Tuesday, March 31, 2009

Catch Up

I, too, have been bad. I haven't written in the last 3 days either, at least not prompt writing. So this morning I'm playing catch up.

I'll give the full report on Thursday night at writer's but I will say that going to the conference was money well spent, even if I felt crummy and the weather was sucky on Saturday. It was good. And I think I might have seen the Jenny A. Memorial Noodles & Company. There wasn't a plaque or anything but I didn't go in; I felt like I was at hallowed ground.

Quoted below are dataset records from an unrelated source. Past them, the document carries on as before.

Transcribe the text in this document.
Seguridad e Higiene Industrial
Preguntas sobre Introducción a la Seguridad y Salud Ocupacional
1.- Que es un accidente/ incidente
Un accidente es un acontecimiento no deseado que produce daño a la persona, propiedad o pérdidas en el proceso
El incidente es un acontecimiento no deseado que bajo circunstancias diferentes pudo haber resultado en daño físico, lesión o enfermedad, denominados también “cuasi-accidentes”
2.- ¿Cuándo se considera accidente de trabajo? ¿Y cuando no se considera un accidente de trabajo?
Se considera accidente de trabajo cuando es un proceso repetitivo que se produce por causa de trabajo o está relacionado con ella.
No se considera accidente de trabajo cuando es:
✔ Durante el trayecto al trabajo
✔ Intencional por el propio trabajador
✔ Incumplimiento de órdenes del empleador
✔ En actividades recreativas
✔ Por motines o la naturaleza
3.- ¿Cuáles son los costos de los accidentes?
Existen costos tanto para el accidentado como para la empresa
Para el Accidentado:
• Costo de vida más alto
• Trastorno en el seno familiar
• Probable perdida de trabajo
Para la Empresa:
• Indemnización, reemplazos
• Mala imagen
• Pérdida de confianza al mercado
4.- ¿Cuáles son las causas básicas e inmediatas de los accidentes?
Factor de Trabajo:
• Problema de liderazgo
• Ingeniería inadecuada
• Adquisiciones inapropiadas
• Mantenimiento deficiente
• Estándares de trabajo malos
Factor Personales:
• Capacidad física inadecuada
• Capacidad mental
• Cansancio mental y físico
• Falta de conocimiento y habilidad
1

March 28 & 29--Pieter Claesz, Still Life with Musical Instruments. It looked like my family had just dematerialized when I got home that day. Lunch lay half-eaten on the table, wine filled glasses, and their instruments sat abandoned in mid-use. Some comedian had put my tortoise, Elgar, on the table. He tottered there at the edge looking confused. "How'd he like it if I put his precious flute in the wineglass?" I said to Elgar as I picked him up and tucked him under my arm. I heard footsteps on the stairs from the front entrance and didn't want to meet my family just yet so I grabbed a few slices of bread and ran to my room to start my homework and let Elgar wedge himself into the corner where he had a nice rotting apple to snack on.

March 30--Walter Crane,Tile Design of Heron and Fish. Celia lay in the bath, her red-painted toenails peeking out of the mounds of fragrant white foam. She leaned her head back on a rolled towel and sipped her chilled wine., It had been a while since her last bath in this tub. Gran had always let her play until the water turned cold and gray with soap. Gran understood about fairy tales being real to little girls and she let Celia live in that world whenever she stayed here in the old house with her. Celia's parents were reporters who flew off to chase stories in what Celia and Gran had called the "no-star cities" on their map. Mama and Dad never went to the big-story places, they chased the common-man-making-a-difference stories that only took place in the small-dot cities in the atlas. And that's where they disappeared the year Celia turned thirteen. Now Gran was gone too. Celia was twenty-two but felt like an abandoned six year old. She moved her foot to turn on the hot tap to reheat her bath. She planned to stay there in the semblance of safety the old tiled room gave her as long as possible.

These aren't bad. I'll do today's later after I've started rewriting Horizon. Again. What are you writing? Are you writing? Is anybody writing but me?